The impact was possibly even more serious on their mother. “He was a bit more vocal. She was worse maybe about it, she kept it inside,” John adds.
Both John and Martin are very affable and talked for a long spell about the tragedy. There was no anger apparent from their demeanour but John says it is there, under the surface.
“Ah, we are a bit [angry]. I think we are a small bit. I think our father felt fairly bitter about it. He used to tell the guards that Pat was murdered. There’s still no answers.”
Martin says they have tried not to let bitterness set in. “It would get you nowhere. There are times you would feel peeved about it alright.”
The two certainly don’t seem to be the type to ever wallow in self-pity. “There are sudden deaths up and down the country every day of the week but there’s a deeper element to this. It’s not just a simple car accident. We don’t want to sound like we’re saying ‘look at poor us’ but something happened that night that hasn’t come out yet. I’d be fairly convinced that people know what happened but they seem to be keeping it to themselves, so far anyway,” says Martin.
Their father is dead 20 years now but campaigned and fought for the truth to come out for the last 15 years of his life and his surviving sons are doing the same now.
They have had plenty of support from members of the public and even one juror from 1985 once got in touch to tell them how much he would like to see them receive justice.
While they have forged their own paths in life since 1984, they are still very aware of the brother they lost.
“It never goes away, funnily enough. You don’t wake up in the morning thinking about it but like the death of anyone, you don’t forget about it. It’s there in the back of your mind,” says John.
For Martin, it’s on special occasions that the loss is felt. “If there are big family events, you’d be aware there is a man missing. You’d often think what would he be doing now?”
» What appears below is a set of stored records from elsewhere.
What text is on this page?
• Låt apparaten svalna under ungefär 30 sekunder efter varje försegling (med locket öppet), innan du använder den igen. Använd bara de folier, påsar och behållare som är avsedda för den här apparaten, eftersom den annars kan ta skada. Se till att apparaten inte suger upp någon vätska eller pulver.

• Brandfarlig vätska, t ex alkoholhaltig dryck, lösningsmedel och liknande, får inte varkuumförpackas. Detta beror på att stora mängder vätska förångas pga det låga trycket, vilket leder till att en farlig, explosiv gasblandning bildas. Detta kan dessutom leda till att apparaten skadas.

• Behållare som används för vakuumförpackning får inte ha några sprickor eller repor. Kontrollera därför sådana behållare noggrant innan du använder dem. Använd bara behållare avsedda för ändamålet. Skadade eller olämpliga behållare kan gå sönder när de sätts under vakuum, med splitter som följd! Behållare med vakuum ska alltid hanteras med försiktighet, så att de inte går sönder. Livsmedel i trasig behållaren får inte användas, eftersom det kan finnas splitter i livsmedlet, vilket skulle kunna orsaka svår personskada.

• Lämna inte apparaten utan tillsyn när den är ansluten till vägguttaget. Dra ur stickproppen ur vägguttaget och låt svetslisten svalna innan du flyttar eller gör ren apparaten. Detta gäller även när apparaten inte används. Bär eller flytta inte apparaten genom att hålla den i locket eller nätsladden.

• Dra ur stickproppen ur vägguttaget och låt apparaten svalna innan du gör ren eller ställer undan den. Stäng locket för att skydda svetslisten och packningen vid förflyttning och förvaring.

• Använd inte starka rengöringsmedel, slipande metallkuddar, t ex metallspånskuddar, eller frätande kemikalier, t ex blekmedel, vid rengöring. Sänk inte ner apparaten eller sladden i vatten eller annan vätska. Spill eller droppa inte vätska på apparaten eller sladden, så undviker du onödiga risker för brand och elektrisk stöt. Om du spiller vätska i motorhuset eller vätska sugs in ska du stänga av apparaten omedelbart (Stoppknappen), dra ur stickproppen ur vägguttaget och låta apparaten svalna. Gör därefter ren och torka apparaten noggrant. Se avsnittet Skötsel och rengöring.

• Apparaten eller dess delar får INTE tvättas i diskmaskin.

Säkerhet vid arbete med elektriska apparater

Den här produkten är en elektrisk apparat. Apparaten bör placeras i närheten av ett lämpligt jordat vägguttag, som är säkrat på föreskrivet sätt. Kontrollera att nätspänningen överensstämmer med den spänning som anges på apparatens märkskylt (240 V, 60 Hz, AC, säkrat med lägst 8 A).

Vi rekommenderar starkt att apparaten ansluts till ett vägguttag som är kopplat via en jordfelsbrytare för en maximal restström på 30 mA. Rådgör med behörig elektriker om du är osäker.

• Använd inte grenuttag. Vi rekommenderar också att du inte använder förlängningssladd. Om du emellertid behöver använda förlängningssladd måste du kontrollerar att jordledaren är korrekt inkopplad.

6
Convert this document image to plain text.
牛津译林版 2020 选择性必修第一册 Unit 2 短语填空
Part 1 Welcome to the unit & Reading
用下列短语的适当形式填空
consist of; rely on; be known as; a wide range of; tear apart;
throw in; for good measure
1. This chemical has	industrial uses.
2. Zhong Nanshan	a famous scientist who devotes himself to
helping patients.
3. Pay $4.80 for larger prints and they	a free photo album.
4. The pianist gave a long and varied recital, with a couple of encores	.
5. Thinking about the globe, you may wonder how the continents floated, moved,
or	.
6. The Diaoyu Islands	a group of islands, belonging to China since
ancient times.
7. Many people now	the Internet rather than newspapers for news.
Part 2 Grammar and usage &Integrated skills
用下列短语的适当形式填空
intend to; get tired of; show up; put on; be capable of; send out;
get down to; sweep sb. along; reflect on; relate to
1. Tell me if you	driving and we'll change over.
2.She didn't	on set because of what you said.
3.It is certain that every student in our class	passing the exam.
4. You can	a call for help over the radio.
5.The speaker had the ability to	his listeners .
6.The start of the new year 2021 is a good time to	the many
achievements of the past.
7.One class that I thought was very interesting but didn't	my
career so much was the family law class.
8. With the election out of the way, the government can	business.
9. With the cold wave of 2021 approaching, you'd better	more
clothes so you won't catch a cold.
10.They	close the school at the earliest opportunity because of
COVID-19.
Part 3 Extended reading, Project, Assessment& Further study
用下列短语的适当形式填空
The family don’t necessarily want to see people punished but they desperately want to know the sequence of events that led to Pat’s death, Martin concludes. “To know what happened on the night would be the priority; it’s up to other people to go through whatever process has to be gone through, if there was wrongdoing. If people would tell the truth, we’d leave it at that.”
Having lost a brother way before his time, with decades of campaigning and wondering behind them, with two late parents gone to the grave who never got any answers, the Nugents deserve at least that much.